What are Chiggers?

Several kinds of mites may infest a person for several days or somewhat longer. Most prominent are the ticks, some of which may attach and blood feed for just minutes, others for days or a week or more. We offer a separate resource on ticks and encourage you to visit those pages. Another group of mites that infest for a day or more is composed of the mites known as chiggers.

Trombiculids (e.g. Trombicula [=Eutrombicula] alfreddugesi in the U.S.) are nearly microscopic mites that feed on different sources depending upon the mite’s stage of development. In their larval stage (a stage soon after hatching from the egg), chiggers attach to and feed upon skin fluids and cells of animals, but not on their blood. Depending on the kind of chigger, they may attach to reptiles, amphibians, birds and mammals. They occasionally – and accidentally – attempt to feed on people, but these tend not to do so successfully.

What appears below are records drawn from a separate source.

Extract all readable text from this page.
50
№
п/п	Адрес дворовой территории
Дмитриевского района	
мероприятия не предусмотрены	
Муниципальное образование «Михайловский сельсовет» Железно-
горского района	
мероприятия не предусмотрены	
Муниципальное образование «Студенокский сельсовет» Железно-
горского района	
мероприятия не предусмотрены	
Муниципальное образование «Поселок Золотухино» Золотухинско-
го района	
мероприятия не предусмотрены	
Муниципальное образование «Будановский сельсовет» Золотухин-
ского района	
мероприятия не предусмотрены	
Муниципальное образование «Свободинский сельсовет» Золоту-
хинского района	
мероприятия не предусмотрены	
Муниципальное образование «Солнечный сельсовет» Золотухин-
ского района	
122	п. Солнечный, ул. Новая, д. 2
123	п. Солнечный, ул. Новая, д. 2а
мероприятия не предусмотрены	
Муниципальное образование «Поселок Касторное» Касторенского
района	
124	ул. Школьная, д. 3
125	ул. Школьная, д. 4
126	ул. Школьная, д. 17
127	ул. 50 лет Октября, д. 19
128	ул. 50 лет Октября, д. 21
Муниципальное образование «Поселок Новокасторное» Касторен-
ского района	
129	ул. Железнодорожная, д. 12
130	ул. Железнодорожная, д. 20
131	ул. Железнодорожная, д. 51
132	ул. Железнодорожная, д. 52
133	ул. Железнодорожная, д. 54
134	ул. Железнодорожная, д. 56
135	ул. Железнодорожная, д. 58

Chiggers neither bite nor burrow into skin, but instead insert their chelicerae (a kind of mouthpart) into skin and then salivate. The saliva breaks down skin cells and causes formation of a hard tube – called a stylostome – at the feeding site. After a day or so, reactions to the saliva and the stylostome cause local and often intense irritation, often manifesting as a raised and itchy papule. The irritation and itching frequently causes a person to scratch the site, and this action effectively scrapes off the larval mite if it hadn’t already finished feeding and detached by itself. The remaining stylostome will continue to cause irritation for days or more, thereafter. For this reason, the chiggers, themselves, are generally not observed on the skin, but the lesions are certainly noticed.

Chiggers in North America are not known to transmit infections, but those in parts of the Asia Pacific region transmit a pathogen that causes a serious disease of humans called scrub typhus. As with the itching that may result from virtually any kind of arthropod bite, scratching may cause secondary infection from bacteria on the skin or under the fingernails.

If the larval chigger survives, it will drop off and mature through a series of nymphal stages and later to the adult. Nymphs and adults are non-parasitic; instead, they feed on other tiny arthropods, their eggs and even plant tissues.

As with ticks, chigger larvae accumulate on the ground and may climb onto low vegetation where they more likely encounter an animal. People acquire chiggers when they wander through grasslands or other habitats where and when these mites are abundant and active. Insect repellents can lessen the chances of chigger attachment to a person.